Up until tonight he thought the track was on his phone, but it's actually on a second phone I'd hidden in his car. When he spoke to the company tonight he asked how they tracked him when his phone was off they said they couldn't so I had to confess to planting another one.

 

He's sticking to his story, was quite stroppy and annoyed about it yesterday, in fact, he was positively hostile towards me, ranting on about how it wasn't possible and to show him the damned evidence. Tonight he's still behaving as if this is just a terrible terrible mistake which he can't believe has happened. He's asked me what I want to do. He asked me what I believed.

 

We only had 15 minutes together before I left for work so nothing's very clear.

 

I know he's lying - much as I am DESPERATELY hoping some logical explanation will come to light to prove he's being truthful.

 

If he is lying but continues to stick to his story, it leaves us both aware that even with such strong evidence against him, he still manages to put doubt in mind as to the validity.

 

So that's my day, a real bummer! I'm strangely calm though, almost dazed. I had such little sleep last night I think I'm on automatic pilot.

 

You know aside conflicting versions of his days events, the thing that really got to me was his attitude. All he did was focus on himself. All he could think about was the position he was in, being truthful but being portrayed as a total liar.
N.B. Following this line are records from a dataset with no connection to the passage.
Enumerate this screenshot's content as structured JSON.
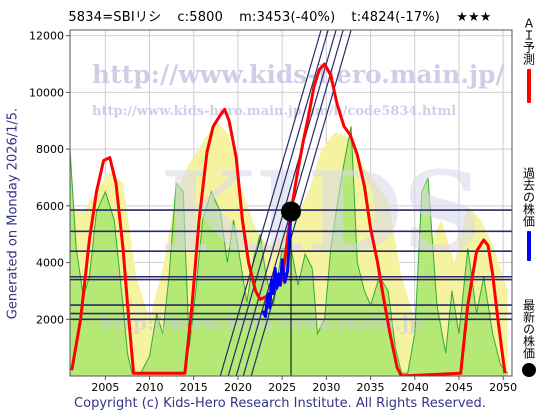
{
  "header": {
    "code_name": "5834=SBIリシ",
    "current": "c:5800",
    "min": "m:3453(-40%)",
    "target": "t:4824(-17%)",
    "rating": "★★★"
  },
  "side_note": "Generated on Monday 2026/1/5.",
  "footer": "Copyright (c) Kids-Hero Research Institute. All Rights Reserved.",
  "watermarks": {
    "url": "http://www.kids-hero.main.jp/",
    "page": "http://www.kids-hero.main.jp/am/b/code5834.html",
    "logo": "KIDS",
    "bottom": "http://www.kids-hero.main.jp"
  },
  "legend": {
    "ai": "ＡＩ予測",
    "past": "過去の株価",
    "latest": "最新の株価"
  },
  "colors": {
    "ai": "#ff0000",
    "past": "#0000ff",
    "latest": "#000000",
    "yellow_fill": "#f5f2a0",
    "green_fill": "#aee870",
    "green_line": "#33aa33",
    "levels": "#2a2a6a",
    "channel": "#2a2a6a"
  },
  "chart_data": {
    "type": "line",
    "x_range": [
      2001,
      2051
    ],
    "y_range": [
      0,
      12200
    ],
    "x_ticks": [
      2005,
      2010,
      2015,
      2020,
      2025,
      2030,
      2035,
      2040,
      2045,
      2050
    ],
    "y_ticks": [
      2000,
      4000,
      6000,
      8000,
      10000,
      12000
    ],
    "grid": true,
    "latest_point": {
      "x": 2026.0,
      "y": 5800
    },
    "current_year": 2026.0,
    "horizontal_levels": [
      5850,
      5100,
      4400,
      3500,
      3400,
      2500,
      2200,
      2000
    ],
    "channel_lines": [
      {
        "x": [
          2018.0,
          2029.4
        ],
        "y": [
          0,
          12200
        ]
      },
      {
        "x": [
          2018.9,
          2030.2
        ],
        "y": [
          0,
          12200
        ]
      },
      {
        "x": [
          2019.8,
          2031.1
        ],
        "y": [
          0,
          12200
        ]
      },
      {
        "x": [
          2020.6,
          2031.9
        ],
        "y": [
          0,
          12200
        ]
      },
      {
        "x": [
          2021.5,
          2032.8
        ],
        "y": [
          0,
          12200
        ]
      }
    ],
    "series": [
      {
        "name": "ＡＩ予測",
        "role": "ai",
        "x": [
          2001.2,
          2002.2,
          2003.2,
          2004.0,
          2004.8,
          2005.5,
          2006.2,
          2007.0,
          2007.6,
          2008.2,
          2014.0,
          2014.8,
          2015.6,
          2016.5,
          2017.2,
          2018.0,
          2018.5,
          2019.0,
          2019.8,
          2020.5,
          2021.2,
          2022.0,
          2022.5,
          2023.2,
          2024.0,
          2025.0,
          2026.0,
          2026.8,
          2027.4,
          2028.0,
          2028.6,
          2029.2,
          2029.8,
          2030.5,
          2031.2,
          2032.0,
          2032.7,
          2033.5,
          2034.3,
          2035.0,
          2035.8,
          2036.5,
          2037.2,
          2038.0,
          2038.5,
          2045.2,
          2046.0,
          2047.0,
          2047.8,
          2048.3,
          2048.8,
          2049.4,
          2050.2
        ],
        "y": [
          200,
          2000,
          4800,
          6500,
          7600,
          7700,
          6800,
          4500,
          2200,
          100,
          100,
          2500,
          5500,
          7900,
          8800,
          9200,
          9400,
          9000,
          7700,
          5500,
          4000,
          3000,
          2700,
          2800,
          3000,
          3400,
          5800,
          7300,
          8300,
          9200,
          10200,
          10800,
          11000,
          10600,
          9600,
          8800,
          8500,
          7800,
          6700,
          5200,
          4000,
          2700,
          1500,
          300,
          0,
          100,
          2500,
          4400,
          4800,
          4600,
          3600,
          2000,
          100
        ]
      },
      {
        "name": "過去の株価",
        "role": "past",
        "x": [
          2022.8,
          2023.1,
          2023.4,
          2023.6,
          2023.8,
          2024.0,
          2024.2,
          2024.4,
          2024.6,
          2024.8,
          2025.0,
          2025.3,
          2025.6,
          2025.85,
          2026.0
        ],
        "y": [
          2300,
          2100,
          2900,
          2400,
          3400,
          2900,
          3800,
          3100,
          3600,
          3200,
          4100,
          3300,
          3700,
          5000,
          5800
        ]
      },
      {
        "role": "yellow_fill",
        "x": [
          2001.0,
          2002.5,
          2004.0,
          2005.5,
          2007.0,
          2008.5,
          2010.0,
          2011.5,
          2013.0,
          2014.5,
          2016.0,
          2017.5,
          2019.0,
          2020.5,
          2022.0,
          2023.5,
          2025.0,
          2026.5,
          2028.0,
          2029.5,
          2031.0,
          2032.5,
          2034.0,
          2035.5,
          2037.0,
          2038.5,
          2040.0,
          2041.5,
          2043.0,
          2044.5,
          2046.0,
          2047.5,
          2049.0,
          2050.5
        ],
        "y": [
          6000,
          5800,
          6500,
          7200,
          6800,
          3500,
          2000,
          3800,
          6500,
          7500,
          8200,
          9000,
          8500,
          6500,
          5200,
          4500,
          5000,
          5500,
          6500,
          8000,
          8600,
          8400,
          7500,
          6800,
          6200,
          3500,
          2000,
          4500,
          5500,
          4000,
          6000,
          5500,
          4500,
          3000
        ]
      },
      {
        "role": "green_fill",
        "x": [
          2001.0,
          2001.7,
          2002.5,
          2003.2,
          2004.0,
          2005.0,
          2006.0,
          2007.0,
          2007.5,
          2008.0,
          2009.0,
          2010.0,
          2010.8,
          2011.5,
          2012.2,
          2013.0,
          2013.8,
          2014.5,
          2015.3,
          2016.0,
          2017.0,
          2018.0,
          2018.8,
          2019.5,
          2020.3,
          2021.0,
          2021.8,
          2022.5,
          2023.2,
          2024.0,
          2025.0,
          2026.0,
          2026.8,
          2027.6,
          2028.4,
          2029.0,
          2029.8,
          2030.5,
          2031.2,
          2032.0,
          2032.8,
          2033.5,
          2034.3,
          2035.0,
          2036.0,
          2037.0,
          2037.8,
          2038.5,
          2039.2,
          2040.0,
          2040.8,
          2041.5,
          2042.5,
          2043.5,
          2044.2,
          2045.0,
          2046.0,
          2047.0,
          2047.8,
          2048.8,
          2049.7,
          2050.5
        ],
        "y": [
          8000,
          4500,
          2800,
          3500,
          5800,
          6500,
          5500,
          2500,
          800,
          100,
          100,
          700,
          2200,
          1500,
          3500,
          6800,
          6500,
          1000,
          3200,
          5500,
          6500,
          5800,
          4000,
          5500,
          4000,
          2600,
          4200,
          5000,
          3500,
          2500,
          4500,
          4500,
          3200,
          4300,
          3800,
          1500,
          2000,
          4500,
          6000,
          7500,
          8800,
          4000,
          3000,
          2500,
          3500,
          3000,
          1000,
          100,
          100,
          1500,
          6500,
          7000,
          2500,
          800,
          3000,
          1500,
          4500,
          2200,
          3500,
          1500,
          400,
          100
        ]
      }
    ]
  }
}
Poor poor him. He was argumentative initially too which I couldn't believe. I eventually pointed out that he'd better calm down and stop playing the victim when he seemed to forget how I must be feeling.

 

Sylvia, the problem is we are married to men we wouldn't have necessarily chosen had we known them better. I can't understand how my H has spent 17 years giving me in essence, the wrong impression of who he really is.

 

Hope you're ok today after the counselling yesterday.

 

V xx

 

PS. Thought of another piece of advice - try not to spend too much time in here (LS). It's a life line at times but it can distract you so much you end up neglecting other things including your rappor with your H. If it's inconvenient to log on then take it as a sign that you should leave it for the day. We'll all still be here and understand that it's not always possible to reply very promptly

Posted

Thanks for that comment Owl, You may be right about how much she loves me. Sometimes I get down on myself too much and think the worst. I always analyze my situation to death and look for definitive proof before believing something. Just the fact that she is very upset that she hurt our relationship and is willing to try to work things out should show me how much she cares about me. She always confuses me though because she doesn't understand ( or wont admit ) her inner most feelings. She doesn't understand why she feels the way she does so I always have to guess about her motivation for doing what she does and how she really feels. One minute she says she is devastated to think that our relationship could end and couldn't imagine living without me and the next she feels she is changing and growing and needs space outside our marriage. ( she doesn't necessarily mean another EA) I have desperately tried to get her to be honest with me without worrying about hurting my feelings but she always seems to say what she thinks I want to hear. In many of these cases The truth eventually comes out but her lies of compassion make it difficult to sort truth from fiction. It's hard to figure out if she had an EA because she doesn't love/need me like she used to or because there is something else driving her emotions.. She is very afraid that she is bipolar like her father, always searching for something to keep her happy but not knowing what or who can give it to her. She admits that she needs therapy and hopefully it will help both of us.